The other day, on behalf of Mr. Bubble, I sat through three full-blown new business pitches designed to increase preference for this nostalgic brand.
Three agencies, Evolve, Pulp and Milk Street rolled out their A teams and put on a show, bringing to life the brand, its consumers, and unveiling social media ideas that would build community, inspire conversation, and connect with Moms on their terms and in their space.
Bet you didn’t know six brands are battling it out for bubble bath dominance. Or that Johnson and Johnson is the biggest threat to the playful pink bottle. Or that even today’s Moms are influenced by their own mother’s recommendations.
But Mr. B doesn’t have to worry. Why? All three agencies know exactly how consumers interact with both the category and the brand and more importantly how they use social media as it relates to to personal care and bath products.
They search “bath time” and “bubble bath” for information and ideas. They research products and their safety, relying more on blogs than the brands’ websites. They socialize their own findings and opinions on content sites and across networks.
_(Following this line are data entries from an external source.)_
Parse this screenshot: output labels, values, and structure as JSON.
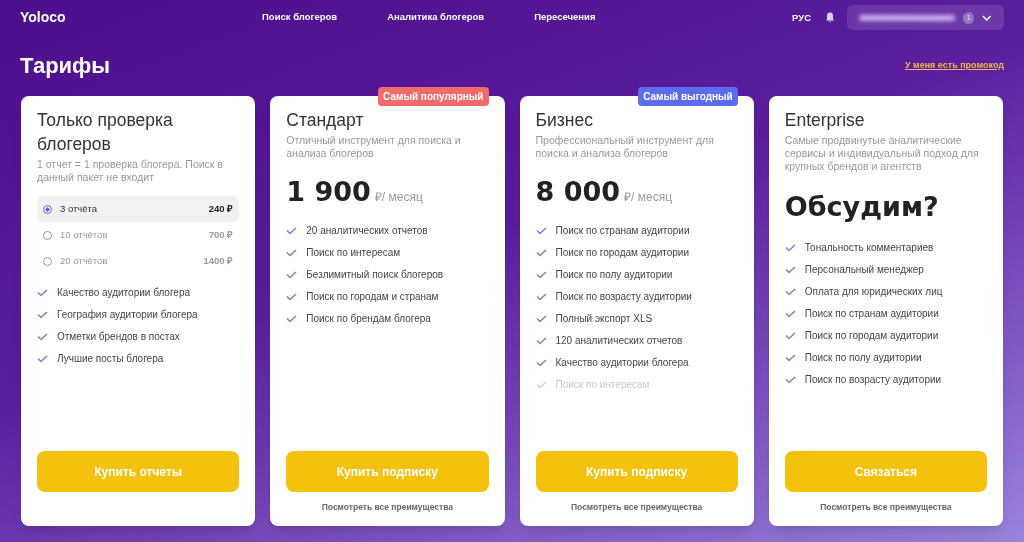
{
  "header": {
    "logo": "Yoloco",
    "nav": [
      {
        "label": "Поиск блогеров"
      },
      {
        "label": "Аналитика блогеров"
      },
      {
        "label": "Пересечения"
      }
    ],
    "language": "РУС",
    "account": {
      "badge": "1"
    }
  },
  "page": {
    "title": "Тарифы",
    "promo_link": "У меня есть промокод"
  },
  "plans": [
    {
      "kind": "options",
      "title": "Только проверка блогеров",
      "description": "1 отчет = 1 проверка блогера. Поиск в данный пакет не входит",
      "options": [
        {
          "label": "3 отчёта",
          "price": "240 ₽",
          "selected": true
        },
        {
          "label": "10 отчётов",
          "price": "700 ₽",
          "selected": false
        },
        {
          "label": "20 отчётов",
          "price": "1400 ₽",
          "selected": false
        }
      ],
      "features": [
        {
          "text": "Качество аудитории блогера",
          "faded": false
        },
        {
          "text": "География аудитории блогера",
          "faded": false
        },
        {
          "text": "Отметки брендов в постах",
          "faded": false
        },
        {
          "text": "Лучшие посты блогера",
          "faded": false
        }
      ],
      "button": "Купить отчеты"
    },
    {
      "kind": "price",
      "badge": {
        "text": "Самый популярный",
        "color": "#f26b6b"
      },
      "title": "Стандарт",
      "description": "Отличный инструмент для поиска и анализа блогеров",
      "price": "1 900",
      "unit": "₽/ месяц",
      "features": [
        {
          "text": "20 аналитических отчетов",
          "faded": false
        },
        {
          "text": "Поиск по интересам",
          "faded": false
        },
        {
          "text": "Безлимитный поиск блогеров",
          "faded": false
        },
        {
          "text": "Поиск по городам и странам",
          "faded": false
        },
        {
          "text": "Поиск по брендам блогера",
          "faded": false
        }
      ],
      "button": "Купить подписку",
      "more_link": "Посмотреть все преимущества"
    },
    {
      "kind": "price",
      "badge": {
        "text": "Самый выгодный",
        "color": "#5b6cf0"
      },
      "title": "Бизнес",
      "description": "Профессиональный инструмент для поиска и анализа блогеров",
      "price": "8 000",
      "unit": "₽/ месяц",
      "features": [
        {
          "text": "Поиск по странам аудитории",
          "faded": false
        },
        {
          "text": "Поиск по городам аудитории",
          "faded": false
        },
        {
          "text": "Поиск по полу аудитории",
          "faded": false
        },
        {
          "text": "Поиск по возрасту аудитории",
          "faded": false
        },
        {
          "text": "Полный экспорт XLS",
          "faded": false
        },
        {
          "text": "120 аналитических отчетов",
          "faded": false
        },
        {
          "text": "Качество аудитории блогера",
          "faded": false
        },
        {
          "text": "Поиск по интересам",
          "faded": true
        }
      ],
      "button": "Купить подписку",
      "more_link": "Посмотреть все преимущества"
    },
    {
      "kind": "contact",
      "title": "Enterprise",
      "description": "Самые продвинутые аналитические сервисы и индивидуальный подход для крупных брендов и агентств",
      "headline": "Обсудим?",
      "features": [
        {
          "text": "Тональность комментариев",
          "faded": false
        },
        {
          "text": "Персональный менеджер",
          "faded": false
        },
        {
          "text": "Оплата для юридических лиц",
          "faded": false
        },
        {
          "text": "Поиск по странам аудитории",
          "faded": false
        },
        {
          "text": "Поиск по городам аудитории",
          "faded": false
        },
        {
          "text": "Поиск по полу аудитории",
          "faded": false
        },
        {
          "text": "Поиск по возрасту аудитории",
          "faded": false
        }
      ],
      "button": "Связаться",
      "more_link": "Посмотреть все преимущества"
    }
  ]
}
And while there may be some obstacles – Moms are time-starved, brand awareness is very low among Moms in the 33-42 age range – the agencies have ideas to overcome that. From very cool “bubble yourself” apps, to crowdsourced videos documenting creativity, to my favorite: Bubbleduck, a pink rubber duck that travels across the country virtually and physically, all while encouraging Moms and their kids to have fun and inspiring them to use the product.
Oh, I almost forgot. We even have measurement and analytics programs that track everything from traffic to engagement to brand preference. Not to mention modeling to predict sales increases.
Now for the kicker. Mullen interns, half of them still in college, comprised the three agencies and made all of the above presentations. They did the research, the consumer interviews, the strategies, the videos, the social media campaigns, the search optimization, and the analytics. They did it mostly by themselves. And they presented it all with such authority that if no one had told me they were interns, I may not have known.
These students and recent graduates get it. They don’t think in terms of advertising or PR or social media. For them it’s all mashed together, united by the web, digital technology and their own media habits. They’re comfortable thinking in the space, creating in the space, connecting in the space.
This is the future. These guys are coming. My suggestion? Take advantage of them. Hire them. Put them to work. And get out of the way.
How many young people do you have in your organization? Are you giving them real responsibility?